The generator function and the generator comprehension are basically same - both produce generator objects:

In [540]: def createGenerator(n):
     ...:     mylist = range(n)
     ...:     for i in mylist:
     ...:         yield i*i
     ...:         
In [541]: g = createGenerator(3)
In [542]: g
Out[542]: <generator object createGenerator at 0xa6b2180c>

In [545]: gl = (i*i for i in range(3))
In [546]: gl
Out[546]: <generator object <genexpr> at 0xa6bbbd7c>

In [547]: list(g)
Out[547]: [0, 1, 4]
In [548]: list(gl)
Out[548]: [0, 1, 4]

Both g and gl have the same attributes; produce the same values; run out in the same way.
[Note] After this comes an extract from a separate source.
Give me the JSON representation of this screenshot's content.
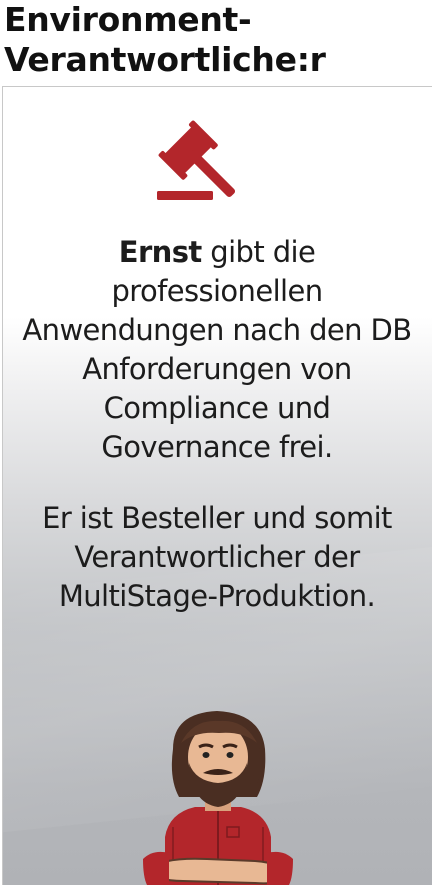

Just as with a list comprehension, there are things you can do in the explicit loop that you can't with the comprehension. But if the comprehension does the job, use it. Generators were added to Python sometime around version 2.2. Generator comprehensions are newer (and probably use the same underlying mechanism).

In Py3 range, or Py2 xrange produces values one at a time, as opposed to a whole list. It's a range object, not a generator, but works in much the same way. Py3 has extended this in other ways, such as the dictionary keys and map. Sometimes that's a convenience, other times I forget to wrap them in the list().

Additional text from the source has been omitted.